Rally Caps on -- Bear Market Rally that is!

Wow! You always hear that bear market rallies are short and sharp. Well this is certainly sharp! A powerful uptrending price bar was made on the daily chart of the cash S&P500. We now have the growing possibility that the intermediate term X-pulse low is in.

We still have three more days to go, but at this point the weekly chart is poised to flash a “buy” signal at the end of the week. I was pondering on my thoughts posted yesterday about closing out a trade. One other idea I did not list is to use the time frame right below the intermediate. Just like the time frame above intermediate is used to grant “permission” to trade, perhaps the time frame just below intermediate can be used as a stop mechanism.

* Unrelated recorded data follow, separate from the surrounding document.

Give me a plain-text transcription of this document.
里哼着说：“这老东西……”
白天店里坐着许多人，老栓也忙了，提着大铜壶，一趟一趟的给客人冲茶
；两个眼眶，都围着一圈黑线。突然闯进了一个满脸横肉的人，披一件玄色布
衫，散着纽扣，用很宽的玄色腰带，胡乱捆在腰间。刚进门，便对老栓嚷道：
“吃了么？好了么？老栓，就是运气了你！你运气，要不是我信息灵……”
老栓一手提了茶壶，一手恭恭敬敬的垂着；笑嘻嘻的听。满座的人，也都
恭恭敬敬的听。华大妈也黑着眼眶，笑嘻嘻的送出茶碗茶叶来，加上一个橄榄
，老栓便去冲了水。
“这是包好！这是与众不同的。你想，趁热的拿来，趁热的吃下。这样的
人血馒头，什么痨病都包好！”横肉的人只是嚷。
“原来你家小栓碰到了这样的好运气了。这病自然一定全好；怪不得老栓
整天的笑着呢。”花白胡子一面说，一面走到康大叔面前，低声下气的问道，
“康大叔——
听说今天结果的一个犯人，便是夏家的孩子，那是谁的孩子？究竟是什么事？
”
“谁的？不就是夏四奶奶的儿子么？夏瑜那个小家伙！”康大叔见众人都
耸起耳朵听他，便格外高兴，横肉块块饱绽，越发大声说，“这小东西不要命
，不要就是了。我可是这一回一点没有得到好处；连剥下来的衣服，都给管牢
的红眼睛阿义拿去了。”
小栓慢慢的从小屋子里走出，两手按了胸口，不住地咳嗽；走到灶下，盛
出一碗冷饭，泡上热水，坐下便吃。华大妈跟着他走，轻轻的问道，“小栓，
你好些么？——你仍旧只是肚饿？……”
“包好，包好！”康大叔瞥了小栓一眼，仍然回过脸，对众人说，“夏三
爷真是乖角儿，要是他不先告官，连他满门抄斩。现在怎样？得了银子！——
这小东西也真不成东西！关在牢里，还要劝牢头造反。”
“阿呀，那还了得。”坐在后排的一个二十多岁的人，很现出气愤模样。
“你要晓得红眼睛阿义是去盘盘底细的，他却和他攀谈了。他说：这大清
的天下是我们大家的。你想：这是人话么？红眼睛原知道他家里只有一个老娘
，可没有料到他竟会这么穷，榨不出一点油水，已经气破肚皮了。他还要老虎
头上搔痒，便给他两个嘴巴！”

In the current instance the latest short term price pulse chart is shown. The stop would have been the “C-Y” trendline which was at 1308.87 yesterday. Using that value as a stop loss one would have gone short (when the Intermediate price pulse chart generated a “sell” on Friday, February 29) at 1327.03 and have been stopped out yesterday at 1308.88. A measly 19 point gain in this instance but at least it is a gain. I will continue to pursue this idea over the coming days by looking at differing time scales.

Here is my bottom line/working hypothesis: A bear market rally to last to about March 24 or so that fails to break the 1388.34 level. We get the weekly technical “buy” signal at the end of this week but it is quickly followed by a RSI “negative reversal” on either March 21 or 28. Then we make new lows for the year.